No commission to cast out demons

The church does not have an explicit commission to cast out demons after the resurrection of Jesus Christ. Jesus declared in Matthew 28 saying, “All authority in heaven and on earth has been given to me. Go therefore and make disciples of all nations, baptizing them in the name of the Father and of the Son and of the Holy Spirit, teaching them to observe all that I have commanded you. And behold, I am with you always, to the end of the age.” What this passage suggests is that on account of Christ’s perfect obedience, the Father has given him all heavenly and earthly authority.  The demonic kingdom has faltered, thus there is no commission to cast out demons.

IV. Conclusion

It is apparent that Scripture does not call the church to be involved in deliverance ministries. Rather, there is a clear mandate that ministers are to preach God’s Word, administer the Sacraments and be in prayer. It seems that those who are involved in deliverance ministries are simply not satisfied with the Gospel. There is an insatiable appetite for more, but the Apostle Paul declares that the Gospel is the power of God that brings salvation to everyone who believes (Rom. 1:6). Therefore, what need is there for “deliverance ministries?” There is none.

Now I am not neglecting the reality of spiritual warfare. I am simply stating that Scripture does not warrant “deliverance ministries.” In light of spiritual warfare, James 4:7 commands that believers are to submit to God, resist the devil and he will flee. He doesn’t offer any extravagant remedies to comfort his church other than this.

Lastly, I will appeal to Matthew 7:21-23 which states, “Not everyone who says to me, ‘Lord, Lord,’ will enter the kingdom of heaven, but the one who does the will of my Father who is in heaven. On that day many will say to me, ‘Lord, Lord, did we not prophesy in your name, and cast out demons in your name, and do many mighty works in your name?’ And then will I declare to them, ‘I never knew you; depart from me, you workers of lawlessness.’

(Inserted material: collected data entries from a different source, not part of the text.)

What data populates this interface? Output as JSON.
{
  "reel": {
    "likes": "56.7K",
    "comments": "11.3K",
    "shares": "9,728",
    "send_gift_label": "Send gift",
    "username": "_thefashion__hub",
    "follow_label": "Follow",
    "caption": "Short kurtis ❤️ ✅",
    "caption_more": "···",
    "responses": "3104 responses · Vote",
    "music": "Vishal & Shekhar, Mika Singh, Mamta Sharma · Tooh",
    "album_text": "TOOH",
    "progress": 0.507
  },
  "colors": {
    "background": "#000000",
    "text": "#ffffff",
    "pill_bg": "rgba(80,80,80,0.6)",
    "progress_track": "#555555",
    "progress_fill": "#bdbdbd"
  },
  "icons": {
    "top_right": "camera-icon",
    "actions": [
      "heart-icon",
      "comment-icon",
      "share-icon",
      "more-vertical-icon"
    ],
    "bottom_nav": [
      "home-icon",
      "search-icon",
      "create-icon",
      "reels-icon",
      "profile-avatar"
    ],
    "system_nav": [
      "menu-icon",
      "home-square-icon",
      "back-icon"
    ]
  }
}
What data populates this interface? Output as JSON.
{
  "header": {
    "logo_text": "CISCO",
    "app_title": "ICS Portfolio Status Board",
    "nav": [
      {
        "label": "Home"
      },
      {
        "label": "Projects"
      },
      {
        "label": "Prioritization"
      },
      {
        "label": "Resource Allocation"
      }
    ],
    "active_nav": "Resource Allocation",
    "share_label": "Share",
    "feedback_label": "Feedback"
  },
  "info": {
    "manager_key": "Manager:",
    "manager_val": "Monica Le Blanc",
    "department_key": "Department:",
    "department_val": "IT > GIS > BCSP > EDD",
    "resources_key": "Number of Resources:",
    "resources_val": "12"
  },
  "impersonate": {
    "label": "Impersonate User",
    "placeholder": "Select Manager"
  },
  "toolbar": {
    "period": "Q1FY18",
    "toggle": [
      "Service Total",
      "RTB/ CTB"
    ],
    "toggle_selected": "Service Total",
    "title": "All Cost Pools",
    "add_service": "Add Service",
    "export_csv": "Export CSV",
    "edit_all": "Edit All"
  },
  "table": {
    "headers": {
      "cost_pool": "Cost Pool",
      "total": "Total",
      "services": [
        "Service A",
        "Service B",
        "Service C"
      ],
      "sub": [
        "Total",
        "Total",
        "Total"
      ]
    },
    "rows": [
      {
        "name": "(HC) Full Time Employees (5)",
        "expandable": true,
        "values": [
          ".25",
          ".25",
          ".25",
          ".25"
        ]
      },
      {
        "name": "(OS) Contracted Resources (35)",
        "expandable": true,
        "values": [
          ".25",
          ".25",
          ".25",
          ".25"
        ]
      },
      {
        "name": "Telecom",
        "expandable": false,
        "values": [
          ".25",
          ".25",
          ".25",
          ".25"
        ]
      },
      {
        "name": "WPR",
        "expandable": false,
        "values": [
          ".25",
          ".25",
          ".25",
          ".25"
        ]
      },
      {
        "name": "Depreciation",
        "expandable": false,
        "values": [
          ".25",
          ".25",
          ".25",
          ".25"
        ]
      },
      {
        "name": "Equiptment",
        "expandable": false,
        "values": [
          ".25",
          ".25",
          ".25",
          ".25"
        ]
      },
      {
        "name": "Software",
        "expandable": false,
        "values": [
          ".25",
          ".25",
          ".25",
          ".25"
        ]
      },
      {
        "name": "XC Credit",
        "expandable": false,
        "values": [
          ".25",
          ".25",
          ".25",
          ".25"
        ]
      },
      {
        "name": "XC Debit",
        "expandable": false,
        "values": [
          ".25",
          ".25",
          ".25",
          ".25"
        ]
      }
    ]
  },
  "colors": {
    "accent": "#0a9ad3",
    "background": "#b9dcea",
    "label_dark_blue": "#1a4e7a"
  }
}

What is the will of God other than to preach the Gospel and administer the sacraments to His people? Prophesy, casting out demons, mighty works in the name of Christ mean nothing. Even workers of lawlessness do them. Yet what pleases God is the preaching of the gospel of Christ. Paul states that it is so absurd and foolish to those who are perishing, but for those who believe, it is the power of God for salvation. Why hinder the power of God and the clarity of the Gospel through the means of deliverance ministries when the preaching of the Word is sufficient? So sufficient that men and women have died for it.  In the end, deliverance ministries  competes with the Gospel, which is the only true nourishment and comfort for building up God’s people in holiness.

[1] Don Dickerman, When Pigs Move In: How to Sweep Clean the Demonic Influences Impacting Your Life (Lake Mary: Charisma House, 2009), ix.

[2] Frank Hammond, Pigs in a Parlor: A Practical Guide to Deliverance (Kirkwood: Impact Christian Books, 2010), Kindle Electronic Edition: Chapter 4, Location 427.

[3] Geerhardus Vos, The Kingdom of God and the Church (Philipsburg: P&R Publishing, 1972), 32.

[4] Ridderbos, “The Kingdom Has Come,” 63.

[5] Ridderbos, “The Kingdom Has Come,” 63.

[6] Meredith G. Kline, “Covenant Judgment,” in Kingdom Prologue (Eugene: Wipf and Stock Publishers, 2006), 123.

[7] Meredith G. Kline, “Covenant Judgment,” in Kingdom Prologue (Eugene: Wipf and Stock Publishers, 2006), 123.

[8] Ridderbos, “The Kingdom Has Come,” 63.

[9] Ridderbos, “The Kingdom Has Come,” 63.

[10] Anthony Hoekema, “Amillennialism,” The Meaning of the Millennium: Four Views, Robert G. Clouse, ed. (Downers Grove: Inter Varsity, 1977), p. 161.

[11] Fred Dickason, Demon Possession and the Christian (Wheaton: Crossway Books, 1987), 46.

[12] Dr. Yusufu Ameh Obaje, Demon Possession and our Response as Disciples of Christ

[13] Dickerman, When Pigs Move In: How to Sweep Clean the Demonic Influences Impacting Your Life, 138.

[14] Dickason, Demon Possession and the Christian,157.

[15] Dickason, Demon Possession and the Christian, 23.

[16] Dickason, Demon Possession and the Christian, 31.